Were your friends hoping for a Spanish-language Saw/Hostel-like torture porn movie, or did they just not like to read? In any case, they’re wrong wrong wrong. It in no way sucks. It’s a wonderful movie.

It’s not about Ring-style kreepy kids either.

As I said several weeks ago, this movie will appeal most to those who like films such as The Devil’s Backbone, The Others, and the original The Haunting. The Orphanage takes its place alongside those movies.

When I first saw it in December, it was at a sneak preview and the director and screenwriter were there for a Question and Answer session after the film. Strangely enough, no one asked them if

[spoiler]that was Simón or Tomás who pushed Laura in the bathroom. Also, I don’t remember anyone asking straight out if the children were actually real. They mainly answered questions about the locale, and getting the financing and technical questions. They were really nice guys and fun to talk to. I’d love to go to a Q&A now that I’m much more familiar with the movie. After the first viewing I was too emotionally stunned by suicide being a “happy ending” to think of any intelligent questions.
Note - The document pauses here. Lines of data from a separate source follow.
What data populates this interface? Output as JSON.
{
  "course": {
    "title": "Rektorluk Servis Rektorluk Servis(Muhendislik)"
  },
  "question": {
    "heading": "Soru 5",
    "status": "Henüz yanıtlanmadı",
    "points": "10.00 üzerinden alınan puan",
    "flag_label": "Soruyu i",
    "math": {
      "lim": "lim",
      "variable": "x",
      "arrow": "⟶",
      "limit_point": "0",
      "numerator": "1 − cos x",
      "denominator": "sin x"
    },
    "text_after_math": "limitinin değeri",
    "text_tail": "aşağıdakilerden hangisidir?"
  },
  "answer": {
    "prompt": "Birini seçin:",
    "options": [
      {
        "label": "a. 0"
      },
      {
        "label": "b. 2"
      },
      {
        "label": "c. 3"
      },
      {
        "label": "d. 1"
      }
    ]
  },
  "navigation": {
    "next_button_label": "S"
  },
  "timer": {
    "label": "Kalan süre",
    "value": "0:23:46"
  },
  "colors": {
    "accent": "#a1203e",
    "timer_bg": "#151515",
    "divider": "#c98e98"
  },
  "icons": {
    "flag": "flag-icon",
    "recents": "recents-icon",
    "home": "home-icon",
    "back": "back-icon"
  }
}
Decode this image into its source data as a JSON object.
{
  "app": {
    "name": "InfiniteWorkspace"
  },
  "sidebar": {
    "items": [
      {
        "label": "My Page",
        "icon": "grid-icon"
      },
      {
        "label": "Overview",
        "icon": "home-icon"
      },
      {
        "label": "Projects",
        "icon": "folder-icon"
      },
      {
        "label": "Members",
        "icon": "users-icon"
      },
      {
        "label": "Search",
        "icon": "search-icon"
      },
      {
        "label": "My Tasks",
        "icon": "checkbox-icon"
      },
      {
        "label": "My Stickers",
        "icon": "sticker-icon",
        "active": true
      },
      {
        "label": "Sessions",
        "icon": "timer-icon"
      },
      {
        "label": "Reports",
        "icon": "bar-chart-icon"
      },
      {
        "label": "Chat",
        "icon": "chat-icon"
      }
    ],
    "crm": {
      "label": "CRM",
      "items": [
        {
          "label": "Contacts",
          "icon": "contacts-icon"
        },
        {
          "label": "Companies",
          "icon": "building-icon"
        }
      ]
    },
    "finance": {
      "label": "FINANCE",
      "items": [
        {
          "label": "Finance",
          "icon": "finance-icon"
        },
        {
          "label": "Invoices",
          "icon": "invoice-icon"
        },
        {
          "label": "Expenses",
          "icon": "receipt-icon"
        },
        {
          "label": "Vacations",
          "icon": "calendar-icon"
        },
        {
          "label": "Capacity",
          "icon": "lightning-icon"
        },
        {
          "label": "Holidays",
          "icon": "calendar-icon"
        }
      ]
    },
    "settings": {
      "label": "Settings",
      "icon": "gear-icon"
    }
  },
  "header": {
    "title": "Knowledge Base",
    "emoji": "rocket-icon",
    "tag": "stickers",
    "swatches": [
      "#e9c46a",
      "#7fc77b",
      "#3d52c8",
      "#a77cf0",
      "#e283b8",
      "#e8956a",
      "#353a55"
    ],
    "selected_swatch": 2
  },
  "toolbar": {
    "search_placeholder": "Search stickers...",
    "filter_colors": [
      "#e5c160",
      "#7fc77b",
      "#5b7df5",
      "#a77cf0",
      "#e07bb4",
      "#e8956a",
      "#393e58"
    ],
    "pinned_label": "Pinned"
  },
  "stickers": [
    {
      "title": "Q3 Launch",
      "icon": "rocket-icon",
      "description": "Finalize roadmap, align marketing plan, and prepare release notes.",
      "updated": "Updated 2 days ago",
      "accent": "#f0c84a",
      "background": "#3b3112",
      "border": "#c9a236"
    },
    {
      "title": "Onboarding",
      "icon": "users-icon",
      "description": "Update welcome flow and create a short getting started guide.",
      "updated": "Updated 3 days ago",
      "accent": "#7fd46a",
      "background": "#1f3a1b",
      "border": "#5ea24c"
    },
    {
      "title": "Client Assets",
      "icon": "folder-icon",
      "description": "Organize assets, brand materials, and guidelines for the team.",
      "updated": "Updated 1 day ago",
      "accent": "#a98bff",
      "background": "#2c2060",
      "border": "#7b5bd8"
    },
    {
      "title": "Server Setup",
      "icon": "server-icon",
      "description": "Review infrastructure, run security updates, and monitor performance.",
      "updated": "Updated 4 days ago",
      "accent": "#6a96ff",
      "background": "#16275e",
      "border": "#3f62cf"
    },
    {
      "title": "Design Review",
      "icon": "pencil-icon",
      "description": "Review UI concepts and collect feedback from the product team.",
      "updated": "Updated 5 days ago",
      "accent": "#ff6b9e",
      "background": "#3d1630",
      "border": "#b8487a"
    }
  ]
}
My own thought is that it was Simón who pushed Laura, but that the kids really did exist and left the clues for her to find Simón. I too don’t understand why the police didn’t find Simón, or why no one heard him if he yelled, and he certainly would have yelled, but I’m willing to go with it. [/spoiler]

“One two three
Knock on the wall”

Does that game actually exist?

Okay, sure, I wasn’t entirely confident about which motivation you were addressing (Simón’s or the director), so I thought I’d throw in both. But back to Simón. I think we have to remember that he was also on a regular round of medication. I think the subtitles mentioned it was HIV and not full-blown AIDS, but I inferred he was supposed to be sick, which along with the disabling fall, would hasten both his being cold and eventual death. Either that, or he continued to wear the mask because it was comforting to him. Beyond that, I dunno; all complete guesswork on my part because either the director didn’t explain it, or I missed a hint somewhere.

But last year’s Pan’s Labyrynth was played in commercial cinemas, more specifically the Rave theater by O’Neal, and I know because I went to see it.

I keep looking every week… I want to see it dammit!